E’ sufficiente il mancato raggiungimento di un obbiettivo prefissato dall’impresa per intimare il licenziamento ad un dipendente per scarso rendimento?

Roberto Lama
14 Aprile 2023

A questo interrogativo ha fornito una risposta la Cassazione con la recente ordinanza n. 9453 del 6 aprile 2023.

La Cassazione ha innanzi tutto chiarito che il licenziamento per “scarso rendimento” rientra nel novero dei licenziamenti intimati per un notevole inadempimento degli obblighi contrattuali.

Tuttavia, affinché uno “scarso rendimento” del dipendente possa ritenersi idoneo ad integrare un “notevole inadempimento degli obblighi contrattuali” e quindi quel giustificato motivo soggettivo che ne rende legittimo il relativo licenziamento, non è di per sé sufficiente provare il mancato raggiungimento da parte del predetto dipendente di un obbiettivo prefissato dal datore di lavoro.

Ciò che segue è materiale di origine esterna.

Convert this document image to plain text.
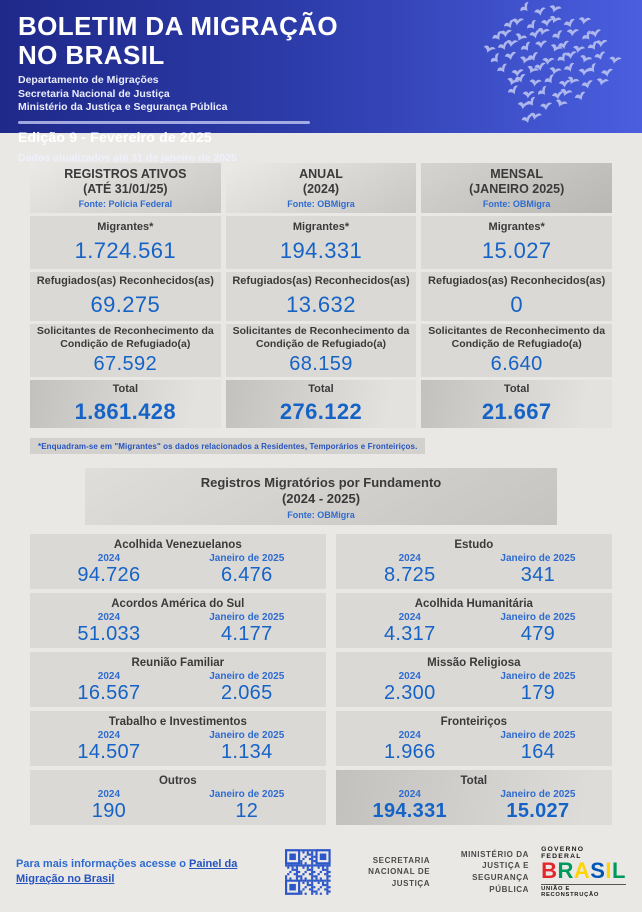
BOLETIM DA MIGRAÇÃO
NO BRASIL
Departamento de Migrações
Secretaria Nacional de Justiça
Ministério da Justiça e Segurança Pública
Edição 9 - Fevereiro de 2025
Dados atualizados até 31 de janeiro de 2025
REGISTROS ATIVOS
(ATÉ 31/01/25)
Fonte: Polícia Federal
Migrantes*
1.724.561
Refugiados(as) Reconhecidos(as)
69.275
Solicitantes de Reconhecimento da
Condição de Refugiado(a)
67.592
Total
1.861.428
ANUAL
(2024)
Fonte: OBMigra
Migrantes*
194.331
Refugiados(as) Reconhecidos(as)
13.632
Solicitantes de Reconhecimento da
Condição de Refugiado(a)
68.159
Total
276.122
MENSAL
(JANEIRO 2025)
Fonte: OBMigra
Migrantes*
15.027
Refugiados(as) Reconhecidos(as)
0
Solicitantes de Reconhecimento da
Condição de Refugiado(a)
6.640
Total
21.667
*Enquadram-se em "Migrantes" os dados relacionados a Residentes, Temporários e Fronteiriços.
Registros Migratórios por Fundamento
(2024 - 2025)
Fonte: OBMigra
Acolhida Venezuelanos
2024
94.726
Janeiro de 2025
6.476
Estudo
2024
8.725
Janeiro de 2025
341
Acordos América do Sul
2024
51.033
Janeiro de 2025
4.177
Acolhida Humanitária
2024
4.317
Janeiro de 2025
479
Reunião Familiar
2024
16.567
Janeiro de 2025
2.065
Missão Religiosa
2024
2.300
Janeiro de 2025
179
Trabalho e Investimentos
2024
14.507
Janeiro de 2025
1.134
Fronteiriços
2024
1.966
Janeiro de 2025
164
Outros
2024
190
Janeiro de 2025
12
Total
2024
194.331
Janeiro de 2025
15.027
Para mais informações acesse o Painel da Migração no Brasil
SECRETARIA NACIONAL DE
JUSTIÇA
MINISTÉRIO DA
JUSTIÇA E
SEGURANÇA PÚBLICA
GOVERNO FEDERAL
BRASIL
UNIÃO E RECONSTRUÇÃO
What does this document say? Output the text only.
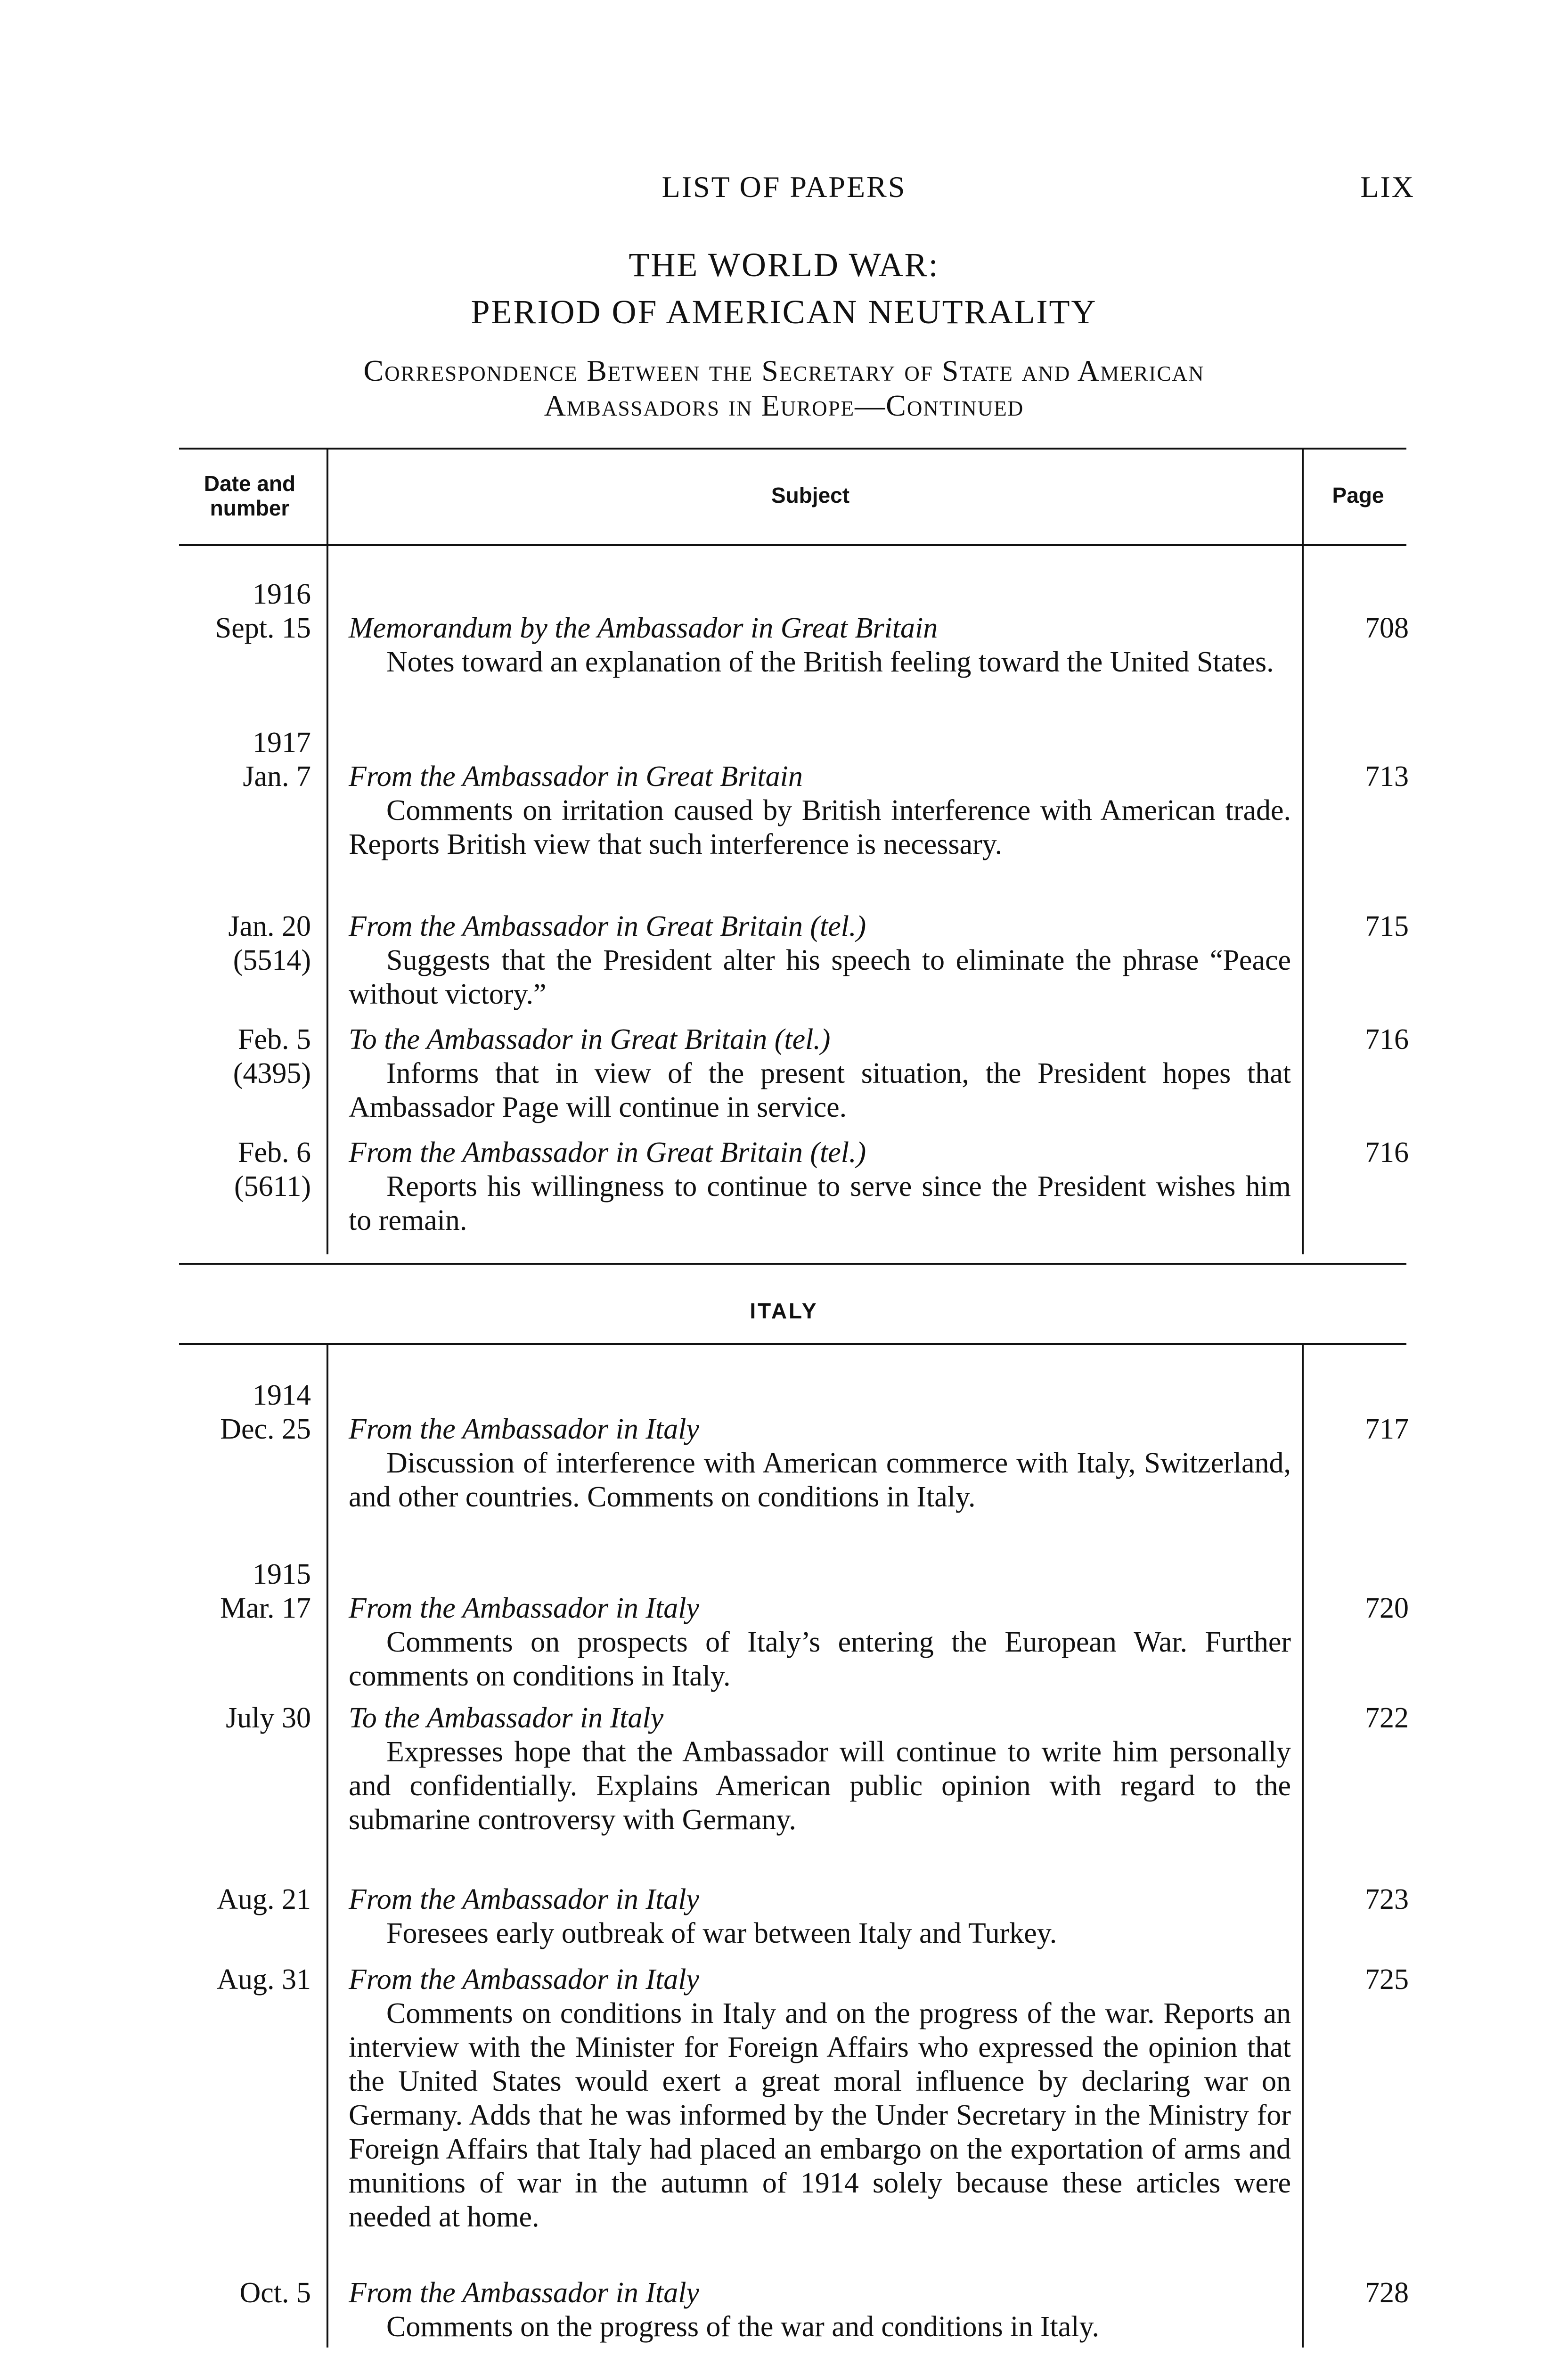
LIST OF PAPERS	LIX
THE WORLD WAR:
PERIOD OF AMERICAN NEUTRALITY
Correspondence Between the Secretary of State and American
Ambassadors in Europe—Continued
Date and number
Subject	Page
1916
Sept. 15 Memorandum by the Ambassador in Great Britain
Notes toward an explanation of the British feeling toward the United States.
708
1917
Jan. 7 From the Ambassador in Great Britain
Comments on irritation caused by British interference with American trade. Reports British view that such interference is necessary.
713
Jan. 20
(5514)
From the Ambassador in Great Britain (tel.)
Suggests that the President alter his speech to eliminate the phrase “Peace without victory.”
715
Feb. 5
(4395)
To the Ambassador in Great Britain (tel.)
Informs that in view of the present situation, the President hopes that Ambassador Page will continue in service.
716
Feb. 6
(5611)
From the Ambassador in Great Britain (tel.)
Reports his willingness to continue to serve since the President wishes him to remain.
716
ITALY
1914
Dec. 25 From the Ambassador in Italy
Discussion of interference with American commerce with Italy, Switzerland, and other countries. Comments on conditions in Italy.
717
1915
Mar. 17 From the Ambassador in Italy
Comments on prospects of Italy’s entering the European War. Further comments on conditions in Italy.
720
July 30 To the Ambassador in Italy
Expresses hope that the Ambassador will continue to write him personally and confidentially. Explains American public opinion with regard to the submarine controversy with Germany.
722
Aug. 21 From the Ambassador in Italy
Foresees early outbreak of war between Italy and Turkey.
723
Aug. 31 From the Ambassador in Italy
Comments on conditions in Italy and on the progress of the war. Reports an interview with the Minister for Foreign Affairs who expressed the opinion that the United States would exert a great moral influence by declaring war on Germany. Adds that he was informed by the Under Secretary in the Ministry for Foreign Affairs that Italy had placed an embargo on the exportation of arms and munitions of war in the autumn of 1914 solely because these articles were needed at home.
725
Oct. 5 From the Ambassador in Italy
Comments on the progress of the war and conditions in Italy.
728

E’ necessario invece ricorrere a “parametri per accertare se la prestazione sia eseguita con diligenza e professionalità medie, proprie delle mansioni affidate al lavoratore”; l’eventuale, e purché notevole, scostamento da tali parametri di produttività “può costituire segno o indice di non esatta esecuzione della prestazione, sulla scorta di una valutazione complessiva dell’attività resa per un apprezzabile periodo di tempo”.

Da tale inquadramento teorico discendono precise conseguenze in ordine agli oneri probatori gravanti sulle parti.

Poiché, come noto, ai sensi dell’art. 5 L. n. 604/1966, grava sul datore di lavoro l’onere di provare la causale addotta a fondamento del recesso, ove il licenziamento sia intimato per scarso rendimento del dipendente, il datore di lavoro “non può limitarsi a provare solo il mancato raggiungimento del risultato atteso o l’oggettiva sua esigibilità, ma deve anche provare che esso derivi da colpevole negligente inadempimento degli obblighi contrattuali da parte del lavoratore nell’espletamento della sua normale prestazione”.

Viceversa, conformemente al paradigma dell’art. 1218 c.c., il lavoratore che contesta giudizialmente la legittimità del licenziamento intimato nei suoi confronti per scarso rendimento, ha l’onere di allegare, e provare, che “lo scostamento dai parametri di produttività dei colleghi con mansioni analoghe”, che lo “scarso rendimento” al medesimo imputato che integra il notevole inadempimento o l’inesatta esecuzione della prestazione, siano dipesi da causa a lui non imputabile.

In punto di fatto, la Suprema Corte ha rilevato come – del tutto correttamente – la Corte territoriale avesse accertato la sussistenza di uno scarso rendimento imputabile, da intendersi come notevole e colpevole scostamento dai parametri medi di produttività, in base al rilievo per cui il lavoratore licenziato “nel primo trimestre 2016 aveva effettuato complessivamente 16 visite a clienti e/o filiali (rispetto alle 120 degli altri colleghi dell'ufficio sviluppo) e acquisito un solo cliente”. I predetti dati, soggiunge la Corte, “sono stati posti a confronto con i dati di produzione (raccolta impieghi) degli altri colleghi - enormemente superiori a quelli del ricorrente (pag. 15) - sì da concludere per l'effettività dello scarso rendimento e della sua gravità”.

Non è, dunque, sufficiente ad integrare il presupposto legittimante il licenziamento per scarso rendimento il mancato raggiungimento degli obiettivi fissati dal datore di lavoro; ma occhio ai dati medi di produzione dei colleghi!